The Life of a Dead Tree by Mark Dion - Coming Soon!
Opening May 24th on MOCA’s 3rd floor, The Life of a Dead Tree by Mark Dion brings a massive, fully grown, deceased tree, along with its inhabitants, to MOCA for the museum’s first summer exhibition in the Tower Automotive Building. This specially conceived project marks the 100th anniversary of the Tower Automotive building and brings attention to our role in observing and caring for Toronto’s natural ecosystems.

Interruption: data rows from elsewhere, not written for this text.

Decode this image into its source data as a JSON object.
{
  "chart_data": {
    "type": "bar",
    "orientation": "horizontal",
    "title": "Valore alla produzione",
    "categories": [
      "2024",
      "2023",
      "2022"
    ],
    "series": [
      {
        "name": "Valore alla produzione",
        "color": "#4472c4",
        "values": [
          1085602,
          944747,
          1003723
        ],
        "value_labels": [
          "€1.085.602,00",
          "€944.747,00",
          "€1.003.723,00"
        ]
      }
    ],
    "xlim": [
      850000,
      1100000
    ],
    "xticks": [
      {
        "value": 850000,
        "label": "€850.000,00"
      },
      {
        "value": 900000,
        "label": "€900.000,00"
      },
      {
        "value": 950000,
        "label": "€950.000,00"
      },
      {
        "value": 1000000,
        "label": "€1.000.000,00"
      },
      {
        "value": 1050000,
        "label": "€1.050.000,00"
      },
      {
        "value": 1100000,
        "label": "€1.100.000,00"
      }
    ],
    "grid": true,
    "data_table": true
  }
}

Appropriately sourced from a cemetery, a site that continues to play a role in sustaining Toronto’s urban forest, the dead tree will be the central host for a “live” and sensory experience. With the support of the Faculty of Forestry at the University of Toronto and other partners, visitors can observe and participate in a kind-of autopsy of the tree that will unfold over the course of a two-month exhibition period. This shared investigation will remove, preserve and document all the various life forms the tree continues to support. Most importantly, the project will act as a site for conversations around specific pernicious, invasive insects threatening North American forests, such as the Emerald Ash Borer and Elm Bark Beetle.
The Lift of a Dead Tree by Mark Dion
Location: MOCA, 3rd Floor, 158 Sterling Rd, Toronto, ON
Date: May 24–July 29, 2019
Trees and forests have long populated Dion’s imagination and a particular body of production. He is well-known for artworks that question how we experience, study, display and think about the natural world. Through this particular project, a range of partners will be called upon to help expand the conversation and research being undertaken at MOCA. Dion states: “to build a culture of nature that features regeneration over destruction, sustainability over depletion and nurturing over domination, it requires input from a diverse collation of thinkers, makers, and doers. Art is one of many areas which can be important to this constellation.”
MOCA will offer a variety of public programs that will run in parallel with the exhibition. A series of talks and walks will discuss the myriad of lifeforms supported by dead trees, including Dead Trees for: Birds; Insects; Fungi etc.. There will also be opportunities for visitors to participate in the autopsy of the tree, as well as undertake drawing classes that examine the organisms sourced from the tree, along with focusing on the intricate textures of the tree itself.